Looking for linen thread for weaving, I stumbled back to the same store that offered the Overhogdal Tapestry book. I decided this was fate and got a copy. Most of the pages are dedicated to possible interpretations of the images and the story of the tapestry's discovery. But there is good information on how it was made. And great pictures! By a close inspection of the images, I found at least two ways the soumak is worked. If, as you go from right to left and back again, you wrap your snare so the wrap-back is on top of the prior stitch, you will get V-like rows that look a bit like knitting or tablet-weaving. But if you go over as you work in one direction, and then under as you go in the other, you get a twill effect. Hard to explain in words, a picture would be better. You'd see the same thing if you worked stem stitch back and forth, which this is largely similar to.

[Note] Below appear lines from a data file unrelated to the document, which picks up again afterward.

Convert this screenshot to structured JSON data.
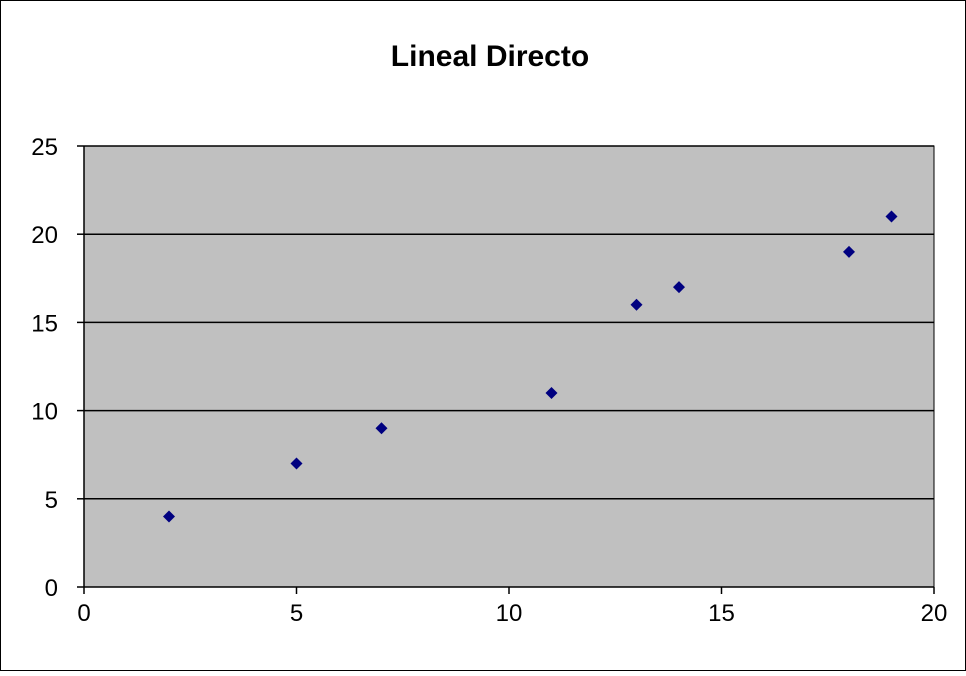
{
  "chart_data": {
    "type": "scatter",
    "title": "Lineal Directo",
    "xlabel": "",
    "ylabel": "",
    "xlim": [
      0,
      20
    ],
    "ylim": [
      0,
      25
    ],
    "xticks": [
      0,
      5,
      10,
      15,
      20
    ],
    "yticks": [
      0,
      5,
      10,
      15,
      20,
      25
    ],
    "grid": "horizontal",
    "legend": "none",
    "colors": {
      "plot_background": "#c0c0c0",
      "marker": "#000080",
      "gridline": "#000000",
      "border": "#000000"
    },
    "series": [
      {
        "x": [
          2,
          5,
          7,
          11,
          13,
          14,
          18,
          19
        ],
        "y": [
          4,
          7,
          9,
          11,
          16,
          17,
          19,
          21
        ]
      }
    ]
  }
}
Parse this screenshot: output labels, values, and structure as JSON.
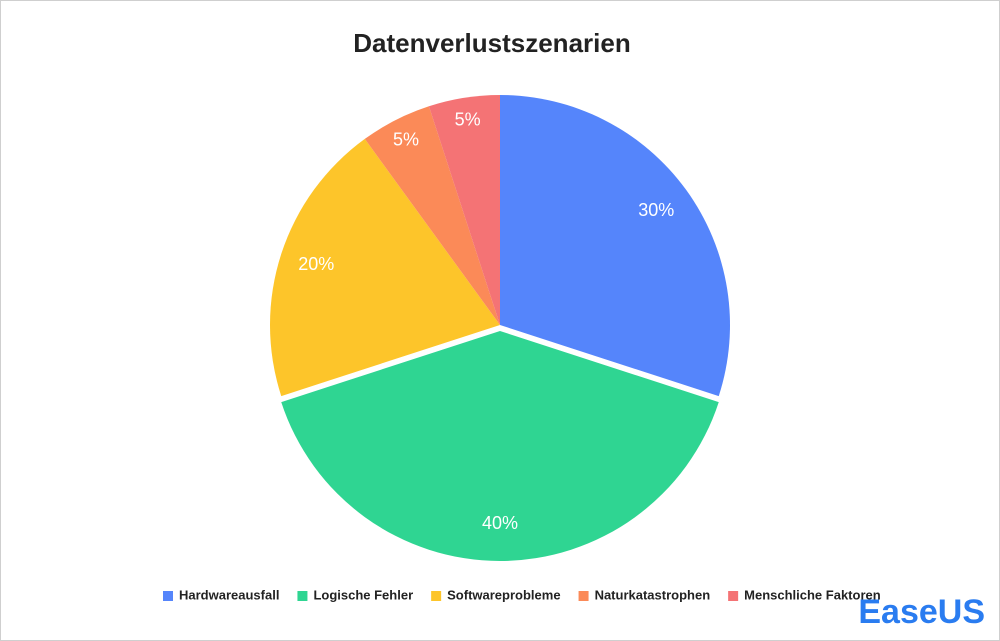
{
  "chart_data": {
    "type": "pie",
    "title": "Datenverlustszenarien",
    "categories": [
      "Hardwareausfall",
      "Logische Fehler",
      "Softwareprobleme",
      "Naturkatastrophen",
      "Menschliche Faktoren"
    ],
    "values": [
      30,
      40,
      20,
      5,
      5
    ],
    "value_labels": [
      "30%",
      "40%",
      "20%",
      "5%",
      "5%"
    ],
    "colors": [
      "#5585fb",
      "#2fd592",
      "#fdc52a",
      "#fb8a58",
      "#f47375"
    ],
    "legend": "bottom"
  },
  "watermark": "EaseUS"
}
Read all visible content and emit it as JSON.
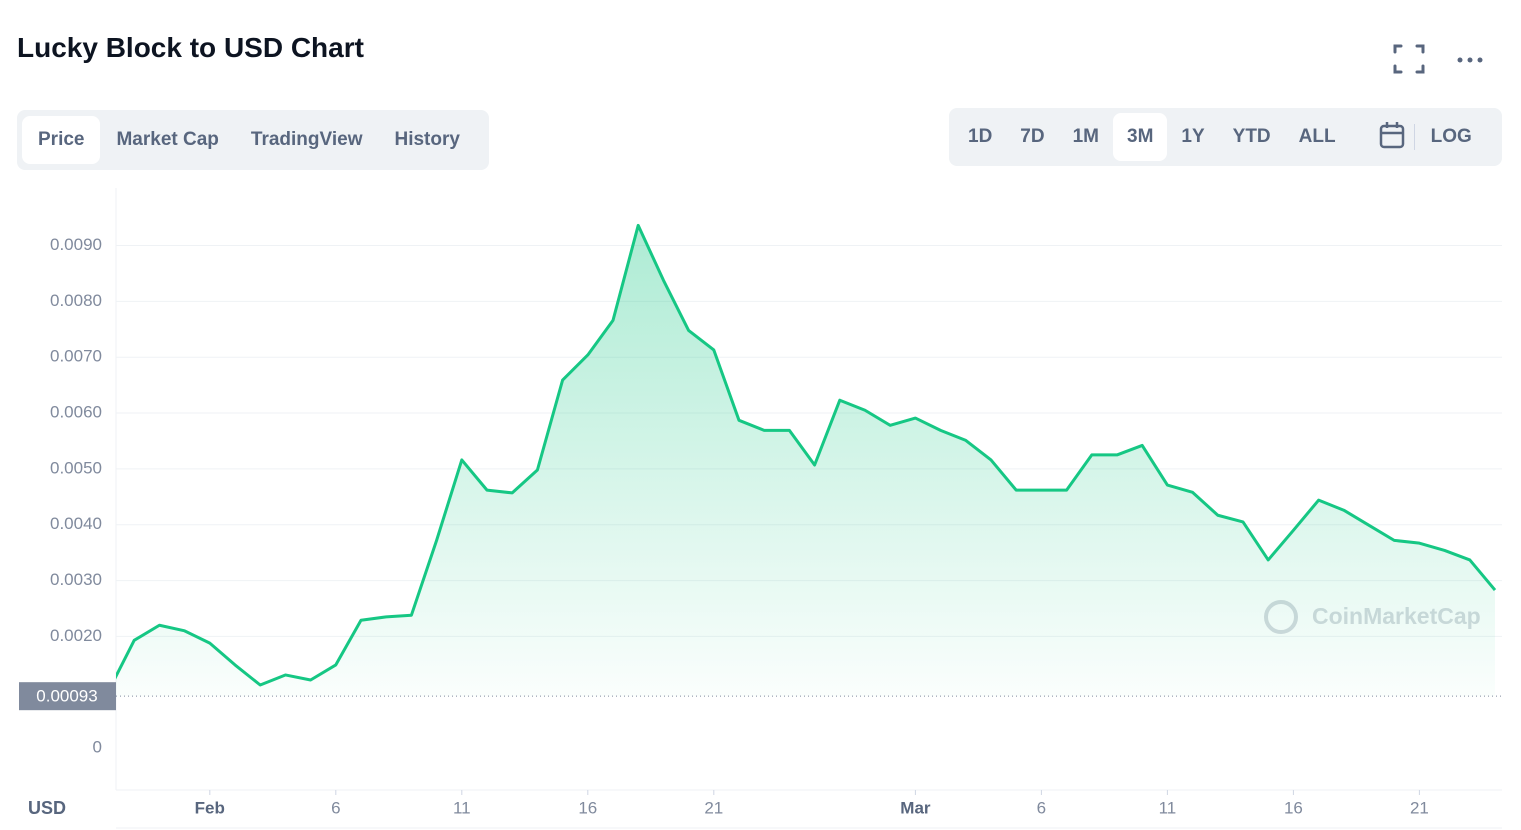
{
  "chart_data": {
    "type": "line",
    "title": "Lucky Block to USD Chart",
    "x": [
      "Jan 28",
      "Jan 29",
      "Jan 30",
      "Jan 31",
      "Feb 1",
      "Feb 2",
      "Feb 3",
      "Feb 4",
      "Feb 5",
      "Feb 6",
      "Feb 7",
      "Feb 8",
      "Feb 9",
      "Feb 10",
      "Feb 11",
      "Feb 12",
      "Feb 13",
      "Feb 14",
      "Feb 15",
      "Feb 16",
      "Feb 17",
      "Feb 18",
      "Feb 19",
      "Feb 20",
      "Feb 21",
      "Feb 22",
      "Feb 23",
      "Feb 24",
      "Feb 25",
      "Feb 26",
      "Feb 27",
      "Feb 28",
      "Mar 1",
      "Mar 2",
      "Mar 3",
      "Mar 4",
      "Mar 5",
      "Mar 6",
      "Mar 7",
      "Mar 8",
      "Mar 9",
      "Mar 10",
      "Mar 11",
      "Mar 12",
      "Mar 13",
      "Mar 14",
      "Mar 15",
      "Mar 16",
      "Mar 17",
      "Mar 18",
      "Mar 19",
      "Mar 20",
      "Mar 21",
      "Mar 22",
      "Mar 23",
      "Mar 24"
    ],
    "series": [
      {
        "color": "#16c784",
        "values": [
          0.00104,
          0.00193,
          0.0022,
          0.0021,
          0.00188,
          0.00149,
          0.00113,
          0.00131,
          0.00122,
          0.00149,
          0.00229,
          0.00235,
          0.00238,
          0.00372,
          0.00516,
          0.00462,
          0.00457,
          0.00498,
          0.00659,
          0.00704,
          0.00766,
          0.00936,
          0.00838,
          0.00748,
          0.00713,
          0.00587,
          0.00569,
          0.00569,
          0.00507,
          0.00623,
          0.00605,
          0.00578,
          0.00591,
          0.00569,
          0.00551,
          0.00516,
          0.00462,
          0.00462,
          0.00462,
          0.00525,
          0.00525,
          0.00542,
          0.00471,
          0.00458,
          0.00417,
          0.00405,
          0.00337,
          0.0039,
          0.00444,
          0.00426,
          0.00399,
          0.00372,
          0.00367,
          0.00354,
          0.00337,
          0.00283
        ]
      }
    ],
    "ylim": [
      -0.00075,
      0.01003
    ],
    "yticks": [
      0,
      {
        "value": 0.002,
        "label": "0.0020"
      },
      {
        "value": 0.003,
        "label": "0.0030"
      },
      {
        "value": 0.004,
        "label": "0.0040"
      },
      {
        "value": 0.005,
        "label": "0.0050"
      },
      {
        "value": 0.006,
        "label": "0.0060"
      },
      {
        "value": 0.007,
        "label": "0.0070"
      },
      {
        "value": 0.008,
        "label": "0.0080"
      },
      {
        "value": 0.009,
        "label": "0.0090"
      }
    ],
    "xticks": [
      {
        "value": "Feb 1",
        "label": "Feb"
      },
      {
        "value": "Feb 6",
        "label": "6"
      },
      {
        "value": "Feb 11",
        "label": "11"
      },
      {
        "value": "Feb 16",
        "label": "16"
      },
      {
        "value": "Feb 21",
        "label": "21"
      },
      {
        "value": "Mar 1",
        "label": "Mar"
      },
      {
        "value": "Mar 6",
        "label": "6"
      },
      {
        "value": "Mar 11",
        "label": "11"
      },
      {
        "value": "Mar 16",
        "label": "16"
      },
      {
        "value": "Mar 21",
        "label": "21"
      }
    ],
    "price_label": {
      "value": 0.00093,
      "label": "0.00093"
    },
    "currency": "USD",
    "watermark": "CoinMarketCap",
    "grid": true
  },
  "tabs": [
    {
      "label": "Price",
      "selected": true
    },
    {
      "label": "Market Cap"
    },
    {
      "label": "TradingView"
    },
    {
      "label": "History"
    }
  ],
  "ranges": [
    {
      "label": "1D"
    },
    {
      "label": "7D"
    },
    {
      "label": "1M"
    },
    {
      "label": "3M",
      "selected": true
    },
    {
      "label": "1Y"
    },
    {
      "label": "YTD"
    },
    {
      "label": "ALL"
    }
  ],
  "log_button": "LOG"
}
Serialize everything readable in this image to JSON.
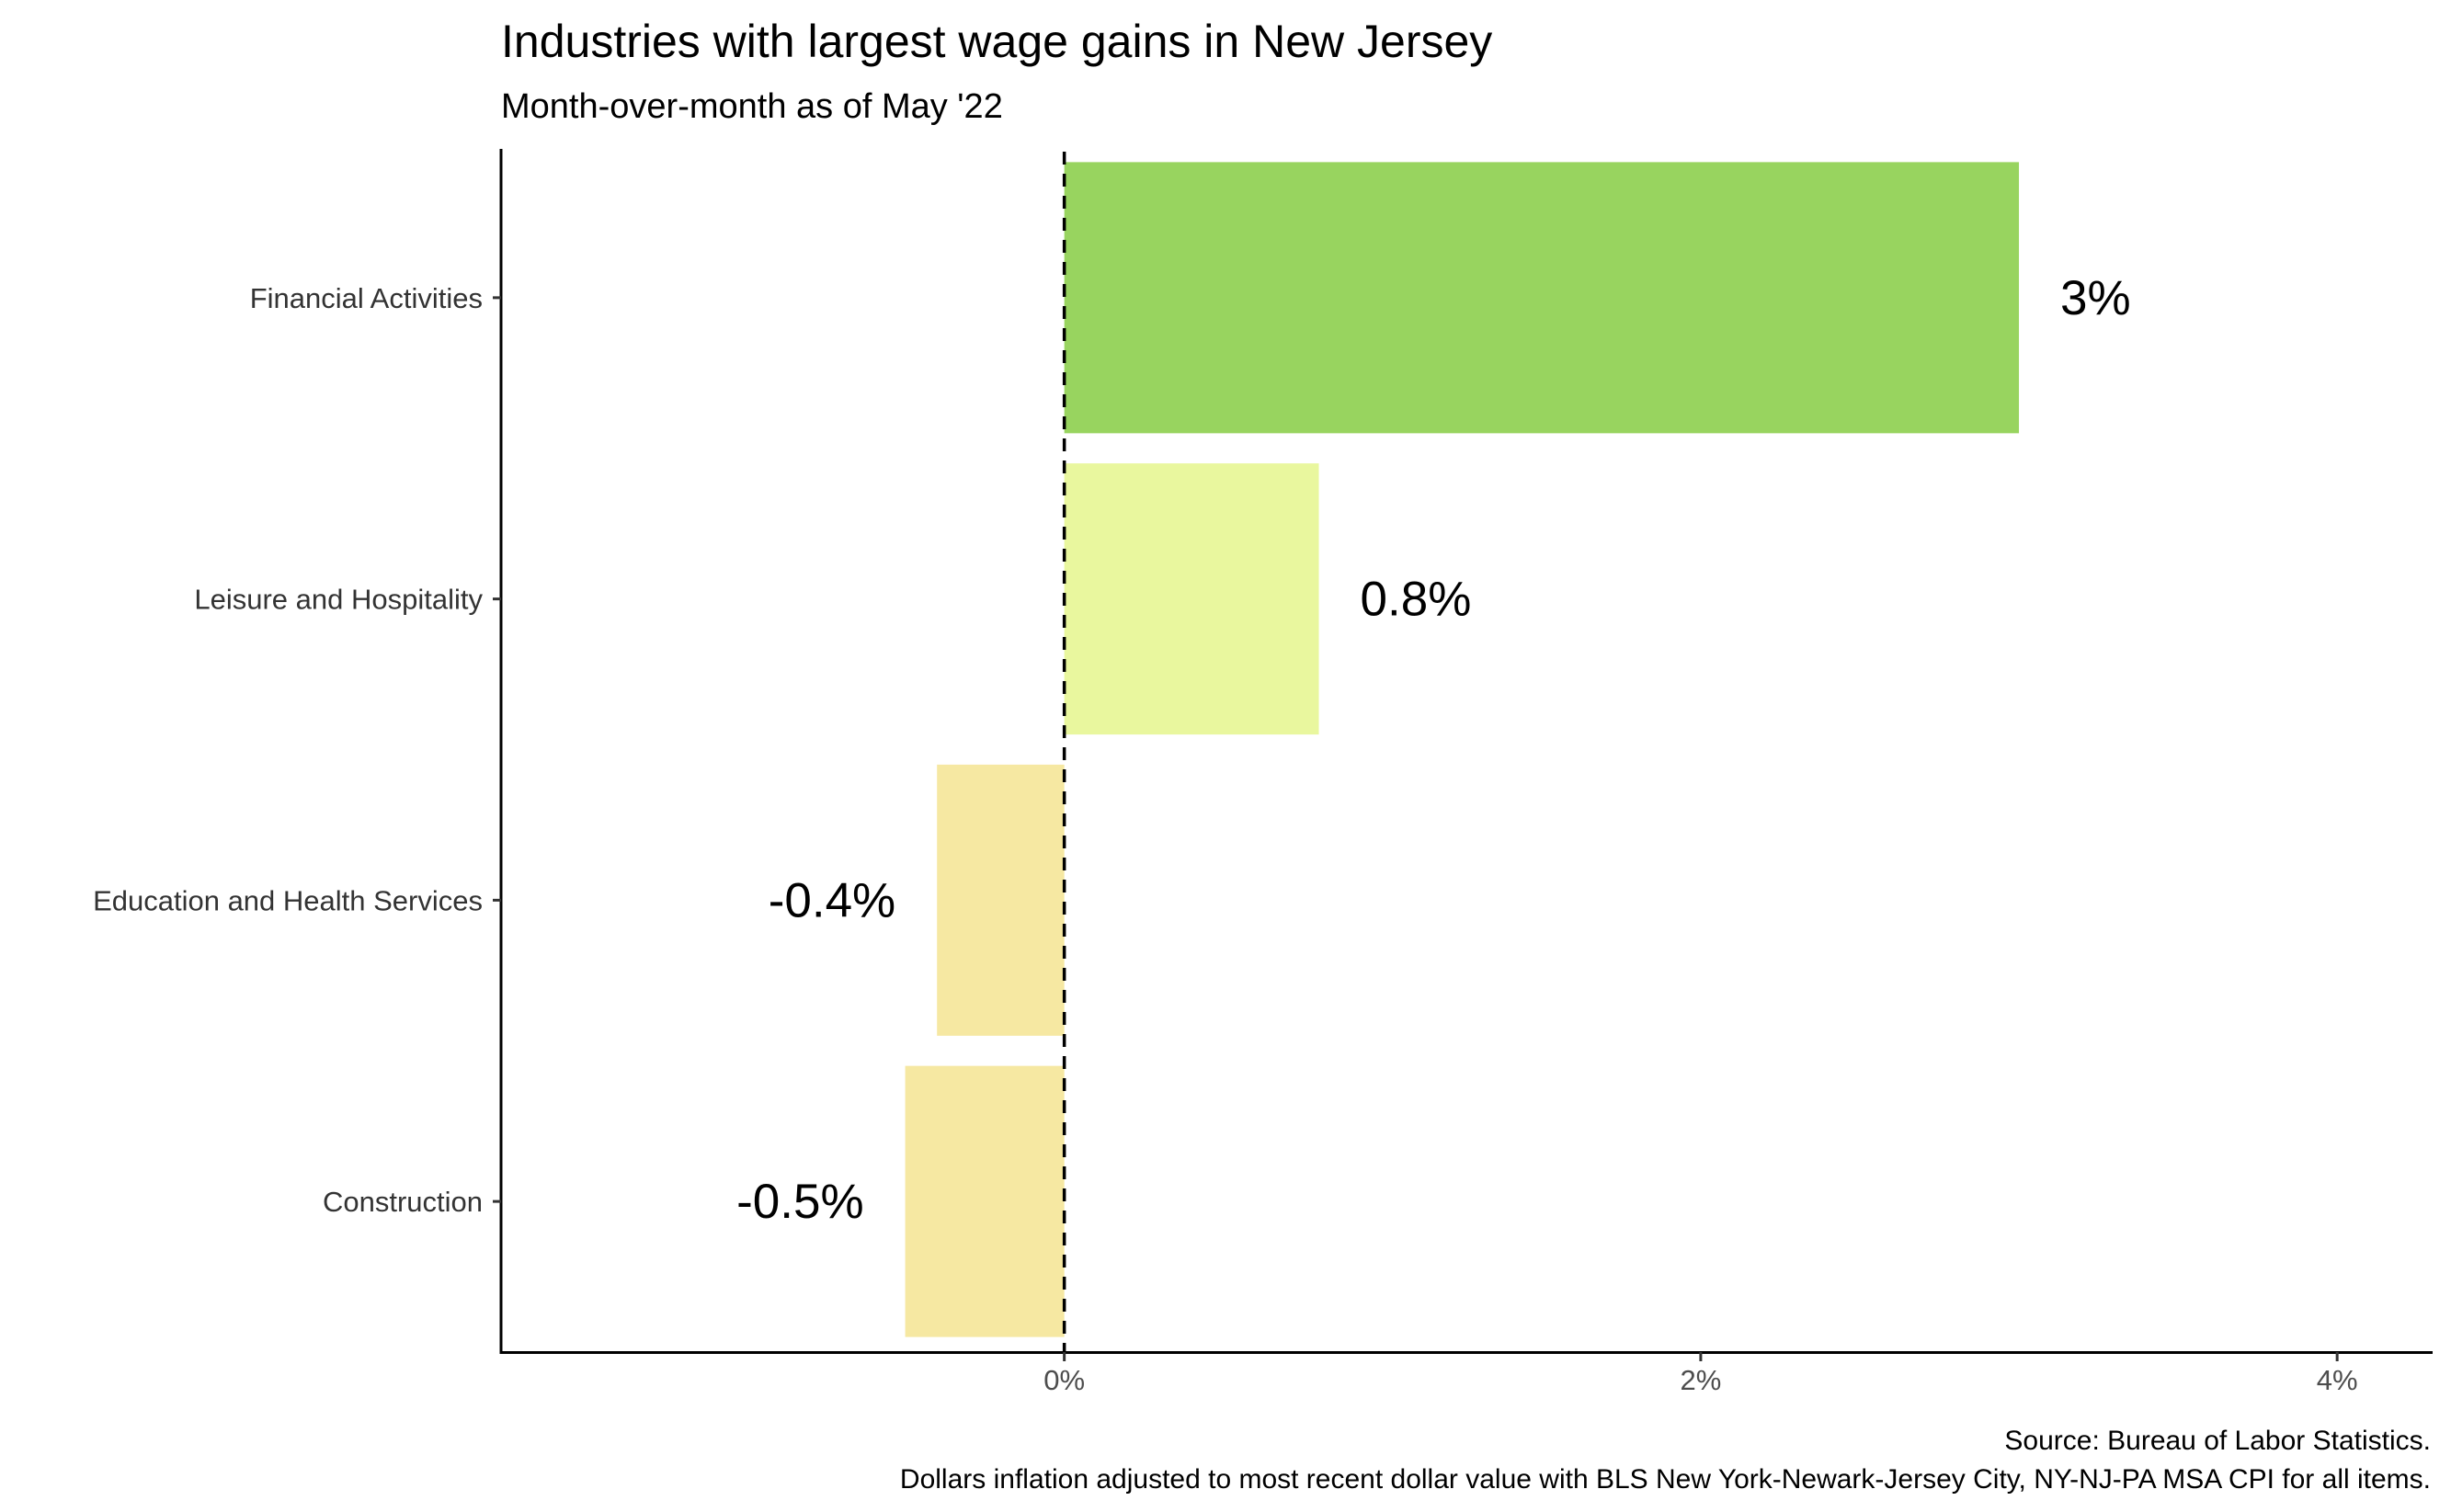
{
  "chart_data": {
    "type": "bar",
    "orientation": "horizontal",
    "title": "Industries with largest wage gains in New Jersey",
    "subtitle": "Month-over-month as of May '22",
    "categories": [
      "Financial Activities",
      "Leisure and Hospitality",
      "Education and Health Services",
      "Construction"
    ],
    "values": [
      3.0,
      0.8,
      -0.4,
      -0.5
    ],
    "value_labels": [
      "3%",
      "0.8%",
      "-0.4%",
      "-0.5%"
    ],
    "bar_colors": [
      "#98d45f",
      "#e9f79e",
      "#f6e8a2",
      "#f6e8a2"
    ],
    "xlim": [
      -1.77,
      4.3
    ],
    "x_ticks": [
      0,
      2,
      4
    ],
    "x_tick_labels": [
      "0%",
      "2%",
      "4%"
    ],
    "xlabel": "",
    "ylabel": "",
    "reference_line": {
      "x": 0,
      "style": "dashed"
    },
    "grid": false,
    "legend": "none",
    "caption_lines": [
      "Source: Bureau of Labor Statistics.",
      "Dollars inflation adjusted to most recent dollar value with BLS New York-Newark-Jersey City, NY-NJ-PA MSA CPI for all items."
    ]
  }
}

I tested both techniques on my tapestry sampler, which hasn't been touched since... was it Battle on the Bay? I think I understand them. I am trying to decide if I am pulling the tapestry off the loom so I can weave a seat cover for Pentathalon.
In other string news, I am seriously doubting my ability to finish the socks in a month. I thought my hand was fully healed, but just 1-2 hours of work over the weekend seems to have put it on a bad path again. Not going to mess with it.
But! I've also found a reasonably-priced source of sand casting material, so a pewter seal is back on the table as a possibility.